Antisemitic conspiracies are already widespread, blaming Jews for everything bad in the world
April 2, 2025 14:25The Netflix show Adolescence is rightly garnering mass attention, shining a light on the dangers of toxic misogyny in the online manosphere and the real-world harms that accompany it. But it was an interview of co-writer Jack Thorne that rang additional alarm bells for me.
Thorne was speaking on the BBC’s Newsnight programme about the online attacks he has been suffering following the show’s broadcast. Questions have been raised about his masculinity, his oestrogen levels, and “weird things like people saying that I’m Jewish when I’m not”.
For anyone working on anti-Jewish racism this isn’t weird at all, but depressingly familiar. In the trolls’ eyes Thorne would be Jewish because, in the world of the online hatemonger, Jews are behind everything "bad” in the world. In this case, members of the manosphere view Adolescence as bad for showing them in a negative light, so maybe the creator is a Jew.
Over several years the Antisemitism Policy Trust, which I lead, has studied small, high-harm sites like 4Chan and slightly larger ones like Telegram in our bid to understand and combat online antisemitism. What we have found, increasingly, is an overlap with other forms of hatred including misogyny.
Young people start in online communities that are antisemitic or misogynistic and are drawn from one to the other. They develop so-called fluid ideologies that gather elements from a smorgasbord of online extremism.
The government is failing to get to grips with this, and unless the technology secretary and Ofcom up their game on regulating small, high-harm platforms, and on making AI safe by design, we will be seeing a lot more of it.
It wasn’t just the intersectional ideological hate that concerned me in watching the Newsnight interview. No less shocking was the speed, reach and casual nature of the antisemitic conspiracism, which seems to be spreading at an ever faster pace.

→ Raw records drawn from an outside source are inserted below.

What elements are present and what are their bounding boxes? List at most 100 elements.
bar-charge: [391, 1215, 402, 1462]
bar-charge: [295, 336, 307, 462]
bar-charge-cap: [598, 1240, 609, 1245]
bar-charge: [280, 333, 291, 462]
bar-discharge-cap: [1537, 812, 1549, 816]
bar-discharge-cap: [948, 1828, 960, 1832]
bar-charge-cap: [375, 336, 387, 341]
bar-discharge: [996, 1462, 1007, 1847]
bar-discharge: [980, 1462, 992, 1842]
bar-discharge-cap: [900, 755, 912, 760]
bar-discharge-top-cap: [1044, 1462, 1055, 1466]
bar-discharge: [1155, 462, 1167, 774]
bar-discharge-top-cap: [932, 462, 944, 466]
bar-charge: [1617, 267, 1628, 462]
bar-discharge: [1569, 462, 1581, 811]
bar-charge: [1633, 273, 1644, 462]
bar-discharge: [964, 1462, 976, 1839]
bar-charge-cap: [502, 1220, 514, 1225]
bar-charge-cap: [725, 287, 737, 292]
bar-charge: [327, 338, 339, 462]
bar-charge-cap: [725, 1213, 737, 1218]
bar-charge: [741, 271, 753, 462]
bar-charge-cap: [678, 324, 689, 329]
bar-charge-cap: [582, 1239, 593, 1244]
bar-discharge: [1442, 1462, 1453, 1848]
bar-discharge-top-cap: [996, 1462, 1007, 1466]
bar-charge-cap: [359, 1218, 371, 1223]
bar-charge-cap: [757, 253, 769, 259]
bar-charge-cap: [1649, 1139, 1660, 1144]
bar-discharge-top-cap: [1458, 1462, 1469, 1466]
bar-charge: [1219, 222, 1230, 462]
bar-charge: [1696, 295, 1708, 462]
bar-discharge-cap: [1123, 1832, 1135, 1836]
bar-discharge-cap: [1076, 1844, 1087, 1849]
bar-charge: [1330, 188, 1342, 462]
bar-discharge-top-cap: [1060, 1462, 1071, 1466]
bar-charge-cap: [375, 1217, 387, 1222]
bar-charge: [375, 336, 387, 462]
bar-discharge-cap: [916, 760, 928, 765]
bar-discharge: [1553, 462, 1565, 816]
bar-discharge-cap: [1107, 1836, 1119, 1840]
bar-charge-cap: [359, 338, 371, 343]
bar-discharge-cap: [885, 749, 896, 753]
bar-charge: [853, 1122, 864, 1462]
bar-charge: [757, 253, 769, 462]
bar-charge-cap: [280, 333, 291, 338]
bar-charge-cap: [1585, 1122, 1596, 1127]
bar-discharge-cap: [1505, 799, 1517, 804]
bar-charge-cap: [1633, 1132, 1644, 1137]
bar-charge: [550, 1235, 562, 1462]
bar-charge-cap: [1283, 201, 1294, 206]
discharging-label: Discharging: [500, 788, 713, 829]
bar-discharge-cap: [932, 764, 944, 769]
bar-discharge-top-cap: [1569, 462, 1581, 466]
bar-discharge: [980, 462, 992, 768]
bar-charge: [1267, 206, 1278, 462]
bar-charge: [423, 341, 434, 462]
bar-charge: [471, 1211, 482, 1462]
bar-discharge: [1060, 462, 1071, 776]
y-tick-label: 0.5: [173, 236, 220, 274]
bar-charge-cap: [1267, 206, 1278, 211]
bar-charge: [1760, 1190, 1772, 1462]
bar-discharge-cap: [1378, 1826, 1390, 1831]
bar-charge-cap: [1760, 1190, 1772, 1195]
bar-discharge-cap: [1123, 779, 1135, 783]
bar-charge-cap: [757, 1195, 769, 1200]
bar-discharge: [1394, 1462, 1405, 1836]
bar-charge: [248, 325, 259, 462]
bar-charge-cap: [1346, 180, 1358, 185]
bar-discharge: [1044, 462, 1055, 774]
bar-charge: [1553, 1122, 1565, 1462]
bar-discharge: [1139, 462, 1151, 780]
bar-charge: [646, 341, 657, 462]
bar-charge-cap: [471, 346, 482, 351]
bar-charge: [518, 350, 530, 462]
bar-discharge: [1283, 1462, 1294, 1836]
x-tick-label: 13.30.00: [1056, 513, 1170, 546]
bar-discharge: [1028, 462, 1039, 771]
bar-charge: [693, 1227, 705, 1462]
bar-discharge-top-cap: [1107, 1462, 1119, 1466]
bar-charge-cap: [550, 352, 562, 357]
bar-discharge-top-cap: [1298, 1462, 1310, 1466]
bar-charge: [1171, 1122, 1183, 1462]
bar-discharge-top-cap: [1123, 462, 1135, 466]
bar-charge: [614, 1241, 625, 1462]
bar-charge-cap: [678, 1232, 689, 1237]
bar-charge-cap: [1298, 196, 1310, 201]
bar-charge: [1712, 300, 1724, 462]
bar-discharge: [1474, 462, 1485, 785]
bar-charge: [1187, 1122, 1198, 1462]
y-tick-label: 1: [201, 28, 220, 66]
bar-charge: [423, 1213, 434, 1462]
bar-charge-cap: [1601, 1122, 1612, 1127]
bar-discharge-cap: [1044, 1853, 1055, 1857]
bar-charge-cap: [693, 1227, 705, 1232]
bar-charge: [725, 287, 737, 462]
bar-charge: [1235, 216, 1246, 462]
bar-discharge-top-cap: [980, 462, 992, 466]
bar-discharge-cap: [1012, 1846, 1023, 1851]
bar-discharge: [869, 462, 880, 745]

The comedian Paul Chowdhry is touring the country with his Englandia show. In a skit about his interactions with some individuals online, he reveals that a young woman charged him with being "a Zionist”. The allegation was that because Chowdhry had done something she found upsetting, he must be on the side of evil, and therefore Zionist, which we might presume to be a substitute for the word “Jew”.
Last year Louis Theroux, a British cultural icon who produced David Baddiel’s Channel 4 documentary Jews Don’t Count, supportively shared an essay from the London Review of Books titled The Shoah after Gaza, which suggests that the modern human rights order, established in the wake of the Holocaust and in the face of Jewish suffering, is being undermined by the Jewish state.
Theroux’s decision to share the essay was all the more disappointing given that he has famously, in the past, faced down and exposed antisemites in his documentaries.
Important and powerful piece about the west’s complicity with atrocities in Gaza and our “moral collapse” in the face of unimaginable horror. “We find ourselves in an unprecedented situation. Never before have so many witnessed an industrial-scale slaughter in real time.”…
— Louis Theroux (@louistheroux) March 7, 2024
It isn’t only in cultural spaces such as drama or comedy that we see the warning signs, but in politics too. On The Rest is Politics podcast, Alastair Campbell and Rory Stewart hosted Francesca Albanese, the UN Special Rapporteur on the Palestinian Territories, for a softball interview in which they failed adequately to challenge her previous antisemitic comments. In uncritically amplifying her voice, the podcast left me feeling there had been an erosion of the boundaries of what’s acceptable.
In a recent meeting with MPs and government advisers, I talked about my fear that we are simply holding up the barricades, seeking to stem the flow of a toxic, racist, conspiratorial narrative that is eating away at the bounds of public discourse.
The space for Jews is getting smaller all the time, or as former minister Robert Halfon put it, the shirt collar is tightening.
The only way this will get better is for people to meet antisemitic and conspiratorial discourses head-on, not excuse or shy away from challenging them. That is why the focus of Adolescence is so admirable. I hope the writers will now turn their attention to a show about antisemitism, as it is very sorely needed.
Danny Stone MBE is chief executive officer of the Antisemitism Policy Trust.